Dan Rhodes announced himself on the literary scene back in 2000 with the brilliant Anthropology, a unique collection of 101 stories, each 101 words in length, dealing in a deadpan comedic manner with the everyday bitter disappointments of relationships. In the six books since that auspicious debut, Rhodes has kept his idiosyncratic mix of darkness and comedy, yet he's also crept slowly towards the mainstream. His last two novels, Little Hands Clapping and This Is Life verged on the commercial and even dabbled with the possibility of a happy ending – something that you feel would've been anathema to the hilariously disenchanted writer of Anthropology.
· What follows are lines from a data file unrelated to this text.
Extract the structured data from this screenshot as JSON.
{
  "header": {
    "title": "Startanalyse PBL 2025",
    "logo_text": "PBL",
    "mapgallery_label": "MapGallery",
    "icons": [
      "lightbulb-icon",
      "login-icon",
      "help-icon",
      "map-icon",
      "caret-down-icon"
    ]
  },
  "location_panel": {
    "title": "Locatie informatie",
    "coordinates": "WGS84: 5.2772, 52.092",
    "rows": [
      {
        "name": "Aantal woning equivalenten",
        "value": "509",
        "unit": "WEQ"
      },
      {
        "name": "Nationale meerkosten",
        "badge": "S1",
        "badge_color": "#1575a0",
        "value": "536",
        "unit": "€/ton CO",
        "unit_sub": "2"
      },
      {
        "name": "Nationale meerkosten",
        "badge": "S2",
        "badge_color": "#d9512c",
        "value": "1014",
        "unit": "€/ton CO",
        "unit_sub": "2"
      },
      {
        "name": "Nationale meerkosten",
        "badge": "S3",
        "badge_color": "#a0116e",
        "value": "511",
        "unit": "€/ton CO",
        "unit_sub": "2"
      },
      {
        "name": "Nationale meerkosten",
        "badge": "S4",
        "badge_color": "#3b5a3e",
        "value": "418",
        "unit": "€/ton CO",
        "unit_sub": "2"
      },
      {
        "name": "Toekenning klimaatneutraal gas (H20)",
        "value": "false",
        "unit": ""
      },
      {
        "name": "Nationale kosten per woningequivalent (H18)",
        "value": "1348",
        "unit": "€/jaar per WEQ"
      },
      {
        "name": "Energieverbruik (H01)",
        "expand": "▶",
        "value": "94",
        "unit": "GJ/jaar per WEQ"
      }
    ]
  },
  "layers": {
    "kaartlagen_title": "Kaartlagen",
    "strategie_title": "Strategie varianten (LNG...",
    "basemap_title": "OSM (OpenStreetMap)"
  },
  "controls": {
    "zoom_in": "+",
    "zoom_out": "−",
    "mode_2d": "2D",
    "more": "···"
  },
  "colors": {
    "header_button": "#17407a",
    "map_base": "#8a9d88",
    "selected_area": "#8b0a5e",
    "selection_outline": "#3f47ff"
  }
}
You get the feeling from Rhodes's prose and subject matter that there's something of the contrarian about him, which perhaps explains why he's now returned to the format of Anthropology for this new, scintillating collection of ultra-short stories. The tone is very similar, although it's structurally less rigorous, with (by my reckoning) 79 stories ranging in length from a few short lines to an almighty page and a half.
My local branch of Waterstones was recommending this book as a Valentine's Day present last week, which made me laugh out loud. It would take a very particular kind of romantic partner to appreciate this collection of acerbic and downbeat tales (although "wife-features", to whom the book is dedicated, is presumably happy enough).
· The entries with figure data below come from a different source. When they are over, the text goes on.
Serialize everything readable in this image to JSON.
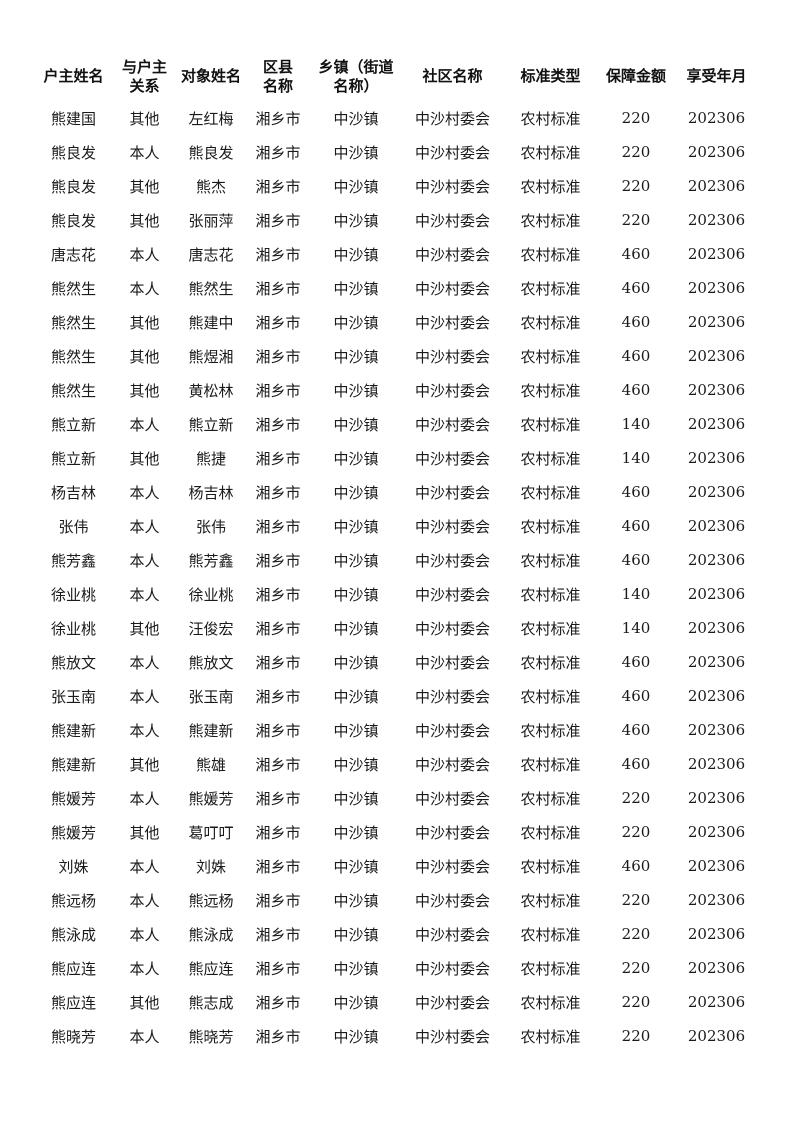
{
  "page": {
    "background_color": "#ffffff",
    "text_color": "#1a1a1a"
  },
  "table": {
    "columns": [
      {
        "key": "household-head-name",
        "label": "户主姓名"
      },
      {
        "key": "relation-to-head",
        "label": "与户主\n关系"
      },
      {
        "key": "member-name",
        "label": "对象姓名"
      },
      {
        "key": "county-name",
        "label": "区县\n名称"
      },
      {
        "key": "township-name",
        "label": "乡镇（街道\n名称）"
      },
      {
        "key": "community-name",
        "label": "社区名称"
      },
      {
        "key": "standard-type",
        "label": "标准类型"
      },
      {
        "key": "guarantee-amount",
        "label": "保障金额"
      },
      {
        "key": "benefit-period",
        "label": "享受年月"
      }
    ],
    "rows": [
      [
        "熊建国",
        "其他",
        "左红梅",
        "湘乡市",
        "中沙镇",
        "中沙村委会",
        "农村标准",
        "220",
        "202306"
      ],
      [
        "熊良发",
        "本人",
        "熊良发",
        "湘乡市",
        "中沙镇",
        "中沙村委会",
        "农村标准",
        "220",
        "202306"
      ],
      [
        "熊良发",
        "其他",
        "熊杰",
        "湘乡市",
        "中沙镇",
        "中沙村委会",
        "农村标准",
        "220",
        "202306"
      ],
      [
        "熊良发",
        "其他",
        "张丽萍",
        "湘乡市",
        "中沙镇",
        "中沙村委会",
        "农村标准",
        "220",
        "202306"
      ],
      [
        "唐志花",
        "本人",
        "唐志花",
        "湘乡市",
        "中沙镇",
        "中沙村委会",
        "农村标准",
        "460",
        "202306"
      ],
      [
        "熊然生",
        "本人",
        "熊然生",
        "湘乡市",
        "中沙镇",
        "中沙村委会",
        "农村标准",
        "460",
        "202306"
      ],
      [
        "熊然生",
        "其他",
        "熊建中",
        "湘乡市",
        "中沙镇",
        "中沙村委会",
        "农村标准",
        "460",
        "202306"
      ],
      [
        "熊然生",
        "其他",
        "熊煜湘",
        "湘乡市",
        "中沙镇",
        "中沙村委会",
        "农村标准",
        "460",
        "202306"
      ],
      [
        "熊然生",
        "其他",
        "黄松林",
        "湘乡市",
        "中沙镇",
        "中沙村委会",
        "农村标准",
        "460",
        "202306"
      ],
      [
        "熊立新",
        "本人",
        "熊立新",
        "湘乡市",
        "中沙镇",
        "中沙村委会",
        "农村标准",
        "140",
        "202306"
      ],
      [
        "熊立新",
        "其他",
        "熊捷",
        "湘乡市",
        "中沙镇",
        "中沙村委会",
        "农村标准",
        "140",
        "202306"
      ],
      [
        "杨吉林",
        "本人",
        "杨吉林",
        "湘乡市",
        "中沙镇",
        "中沙村委会",
        "农村标准",
        "460",
        "202306"
      ],
      [
        "张伟",
        "本人",
        "张伟",
        "湘乡市",
        "中沙镇",
        "中沙村委会",
        "农村标准",
        "460",
        "202306"
      ],
      [
        "熊芳鑫",
        "本人",
        "熊芳鑫",
        "湘乡市",
        "中沙镇",
        "中沙村委会",
        "农村标准",
        "460",
        "202306"
      ],
      [
        "徐业桃",
        "本人",
        "徐业桃",
        "湘乡市",
        "中沙镇",
        "中沙村委会",
        "农村标准",
        "140",
        "202306"
      ],
      [
        "徐业桃",
        "其他",
        "汪俊宏",
        "湘乡市",
        "中沙镇",
        "中沙村委会",
        "农村标准",
        "140",
        "202306"
      ],
      [
        "熊放文",
        "本人",
        "熊放文",
        "湘乡市",
        "中沙镇",
        "中沙村委会",
        "农村标准",
        "460",
        "202306"
      ],
      [
        "张玉南",
        "本人",
        "张玉南",
        "湘乡市",
        "中沙镇",
        "中沙村委会",
        "农村标准",
        "460",
        "202306"
      ],
      [
        "熊建新",
        "本人",
        "熊建新",
        "湘乡市",
        "中沙镇",
        "中沙村委会",
        "农村标准",
        "460",
        "202306"
      ],
      [
        "熊建新",
        "其他",
        "熊雄",
        "湘乡市",
        "中沙镇",
        "中沙村委会",
        "农村标准",
        "460",
        "202306"
      ],
      [
        "熊媛芳",
        "本人",
        "熊媛芳",
        "湘乡市",
        "中沙镇",
        "中沙村委会",
        "农村标准",
        "220",
        "202306"
      ],
      [
        "熊媛芳",
        "其他",
        "葛叮叮",
        "湘乡市",
        "中沙镇",
        "中沙村委会",
        "农村标准",
        "220",
        "202306"
      ],
      [
        "刘姝",
        "本人",
        "刘姝",
        "湘乡市",
        "中沙镇",
        "中沙村委会",
        "农村标准",
        "460",
        "202306"
      ],
      [
        "熊远杨",
        "本人",
        "熊远杨",
        "湘乡市",
        "中沙镇",
        "中沙村委会",
        "农村标准",
        "220",
        "202306"
      ],
      [
        "熊泳成",
        "本人",
        "熊泳成",
        "湘乡市",
        "中沙镇",
        "中沙村委会",
        "农村标准",
        "220",
        "202306"
      ],
      [
        "熊应连",
        "本人",
        "熊应连",
        "湘乡市",
        "中沙镇",
        "中沙村委会",
        "农村标准",
        "220",
        "202306"
      ],
      [
        "熊应连",
        "其他",
        "熊志成",
        "湘乡市",
        "中沙镇",
        "中沙村委会",
        "农村标准",
        "220",
        "202306"
      ],
      [
        "熊晓芳",
        "本人",
        "熊晓芳",
        "湘乡市",
        "中沙镇",
        "中沙村委会",
        "农村标准",
        "220",
        "202306"
      ]
    ]
  }
}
In the vast majority of these stories, the course of true love does not run smooth and, more often than not, the male narrator is jilted unceremoniously and unexpectedly by a cruel partner. In "Cold", for example, our narrator agrees to be cryogenically frozen before his wedding day, only to be awoken years later and find that he has been replaced by a more handsome man in the meantime. Elsewhere, in the likes of "Worst", "Brave" and "Anniversary", the narrator's world is destroyed by his wife in a couple of short paragraphs, with a frankness that is shocking and yet somehow highly snigger-worthy.
Time and again, the institution of marriage and the idea of true and undying love come under fire. While that might sound slightly samey, in fact the range of tones is very impressive. In "Happiness", the saddest story here, the narrator's lack of self-worth borders on the pathological, while at the other end of the spectrum, in "Carbon", the sweetness of a couple's relationship, while they wait for a lump of charcoal tucked under their bed to turn into a diamond, is really rather heart-warming.
Taken individually, the stories invariably raise a chuckle, usually accompanied by a wince and an involuntary acknowledgement of the truth behind the sloppy stuff of romance. But more impressively, when taken as a whole, Marry Me amounts to a bleak yet funny world view, as if P G Wodehouse and Graham Greene had got together to form a greetings card company.